If your wondering what its for its to block a lithium and lead pack from each other, I've got the voltages matched up nicely so the lithium can't bottom unless I overdischarge the lead.

Cheers
Ryan


----------



## kennybobby (Aug 10, 2012)

How about a gated diode like an SCR ? A schematic is worth a thousand pictures...


----------



## PStechPaul (May 1, 2012)

Here is a 300A 60V diode pair for about $40:
http://www.mouser.com/ProductDetail...=sGAEpiMZZMutXGli8Ay4kMI5P2t23muv6TUQFjZR6EQ=

You might do even better with MOSFETs. Here is a 300A 60V device for about $2.66 each in quantity 10:
http://www.mouser.com/ProductDetail...=sGAEpiMZZMshyDBzk1/Wi6rYPvSui93I15hBu/C0rfY=

It will probably take several in parallel to carry the full 300A. The body diode will have a drop of about 1 volt so 100 amps will be about 100 watts will take a good heatsink. If you switch it on, it has 1.9 mOhms so 100 amps will drop about 200 mV and only dissipate about 20 watts.


----------



## rmay635703 (Oct 23, 2008)

PStechPaul said:


> Here is a 300A 60V diode pair for about $40:
> http://www.mouser.com/ProductDetail...=sGAEpiMZZMutXGli8Ay4kMI5P2t23muv6TUQFjZR6EQ=
> 
> It will probably take several in parallel to carry the full 300A. The body diode will have a drop of about 1 volt so 100 amps will be about 100 watts will take a good heatsink. If you switch it on, it has 1.9 mOhms so 100 amps will drop about 200 mV and only dissipate about 20 watts.

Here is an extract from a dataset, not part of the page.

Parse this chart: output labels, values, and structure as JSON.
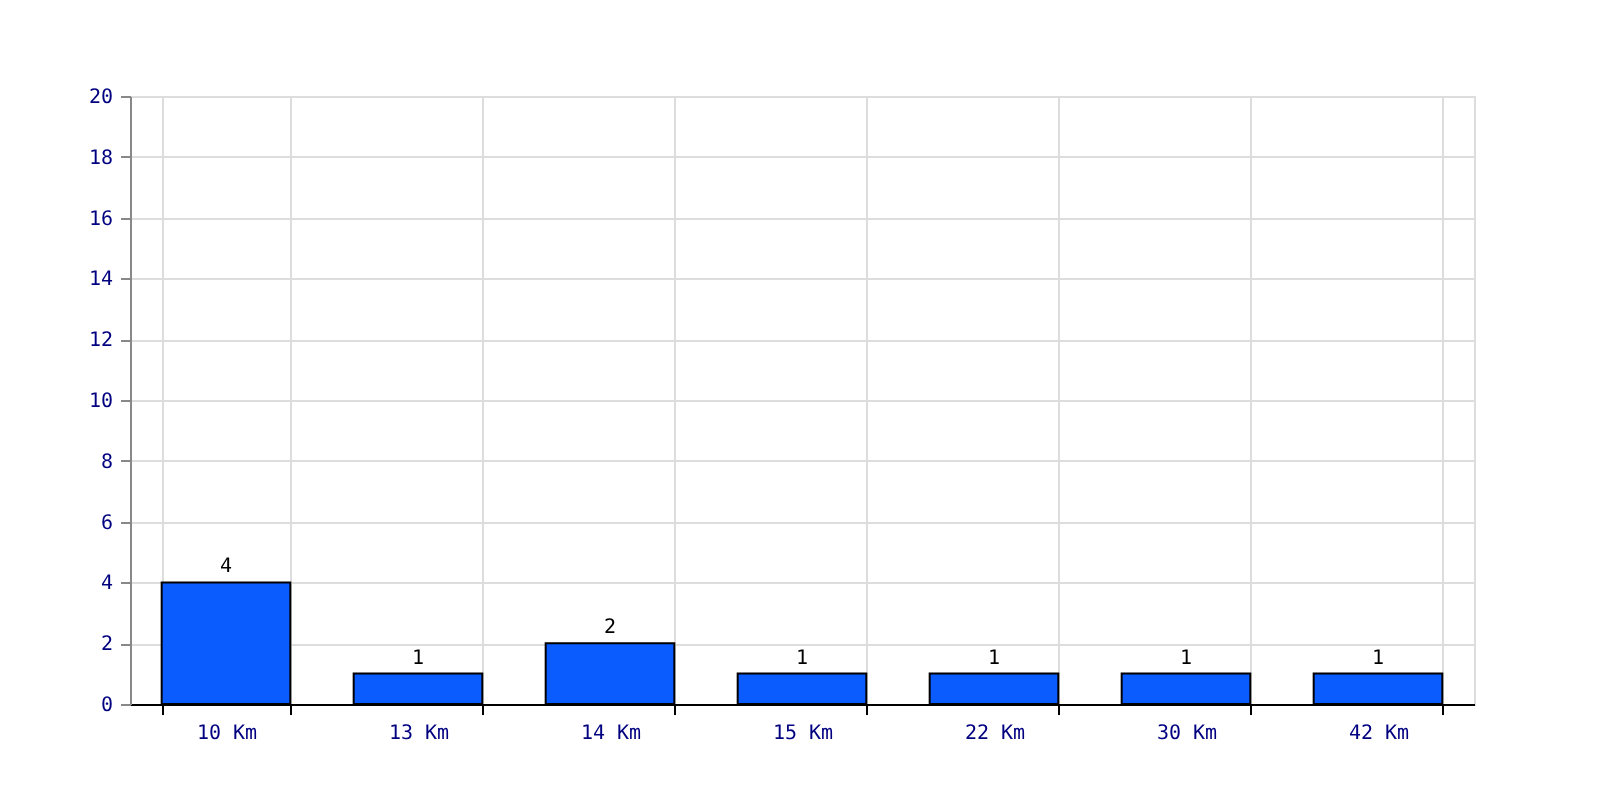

Hmm, I didn't realize all diodes had 1v drop, I figured a low volt unit would be less, also at what duty cycle is that diode "300amps", many things I have got will only allow a peak about half of their rating and steady at even less.

Hmm, how would I peg an SCR or mosfet full on without any significant circuitry?

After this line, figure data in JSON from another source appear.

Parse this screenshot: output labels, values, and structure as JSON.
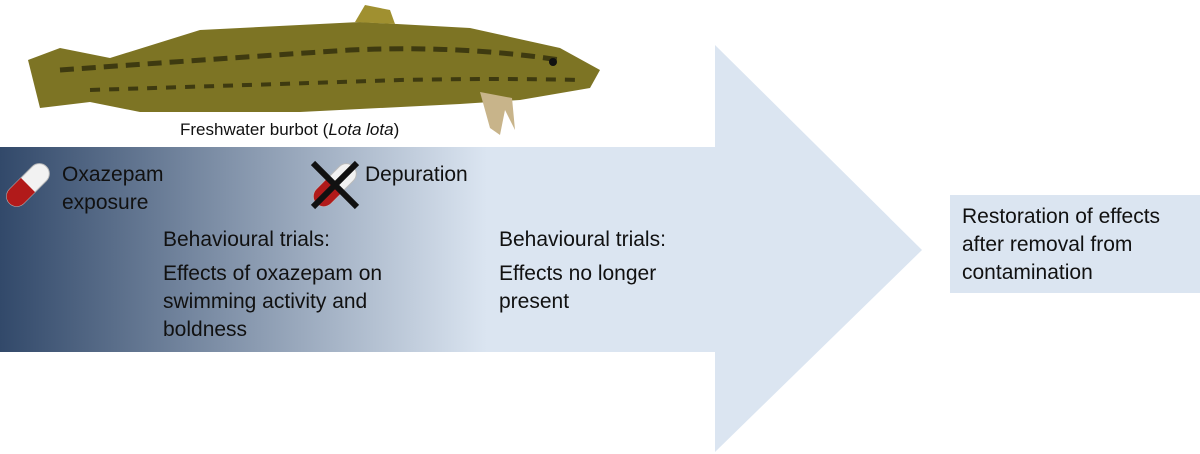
{
  "caption": {
    "prefix": "Freshwater burbot (",
    "species": "Lota lota",
    "suffix": ")"
  },
  "steps": [
    {
      "label": "Oxazepam exposure"
    },
    {
      "label": "Depuration"
    }
  ],
  "trials": [
    {
      "heading": "Behavioural trials:",
      "text": "Effects of oxazepam on swimming activity and boldness"
    },
    {
      "heading": "Behavioural trials:",
      "text": "Effects no longer present"
    }
  ],
  "outcome": "Restoration of effects after removal from contamination"
}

Add a duty cycle and I could delimit the output from one battery or another, interesting, could make a poor mans charger that way.

Anyway, If its real easy that would make for a nice electronic F/R, I would use a contactor to go forward and SCR to go reverse


----------



## Siwastaja (Aug 1, 2012)

Low voltage diodes indeed have less drop than high voltage diodes, but that 0.3V drop cited for schottky is still for practically zero current.

Diodes do NOT have a constant voltage drop as often stated, it depends on current. It's just logarithmic instead of linear as with resistors. So at 300 amperes, you practically cannot get the the drop below 1 volt. What you can do is to oversize the diode or parallel multiple units to reduce the voltage drop but this way has diminishing returns. 

In your application, quick switching is not needed and hence a large MOSFET could be used as an active diode rather easily. You just need an accurate voltage sense over the MOSFET so that you can disable the gate when the voltage reverses. See "active rectification" or "synchronous rectification".


----------



## Ziggythewiz (May 16, 2010)

rmay635703 said:


> If your wondering what its for its to block a lithium and lead pack from each other, I've got the voltages matched up nicely so the lithium can't bottom unless I overdischarge the lead.


Why isolate them? I've been running lead with lithium for over a year with no issues.


----------



## rmay635703 (Oct 23, 2008)

Ziggythewiz said:


> Why isolate them? I've been running lead with lithium for over a year with no issues.


Different charge profile and resting voltages in my specific circumstance.

The way it will work for me is the lithium will provide a bit of a speed boost for a while then sag into the lead relm.

the lead batteries "bottom" is higher than the lithium bottom thus protecting them.


----------



## PStechPaul (May 1, 2012)

SCRs, bipolar transistors, and IGBTs will generally have voltage drop of 1 volt or more at useful current levels for your application. MOSFETs have a characteristic resistance which can be low enough for 100-300 mV drop at the current you need. Any of these devices can be controlled with 5-20 VDC and only a few mA (except for bipolar transistors and large SCRs). For MOSFETs and IGBTs the gate current is low enough that you could use a 9V battery to switch on, and an optoisolator or even a small relay so you can use the vehicle's accessory battery or other control voltage source.

You may also need to consider what to do when charging the batteries, and how to handle regeneration if you have that with your setup.


----------



## Ziggythewiz (May 16, 2010)

rmay635703 said:


> Different charge profile and resting voltages in my specific circumstance.
> 
> The way it will work for me is the lithium will provide a bit of a speed boost for a while then sag into the lead relm.
> 
> the lead batteries "bottom" is higher than the lithium bottom thus protecting them.


A programmable voltmeter can isolate them during the part of the charge curve where the profiles are different.

How are you planning on using your diode(s)? Post schematic plz.


----------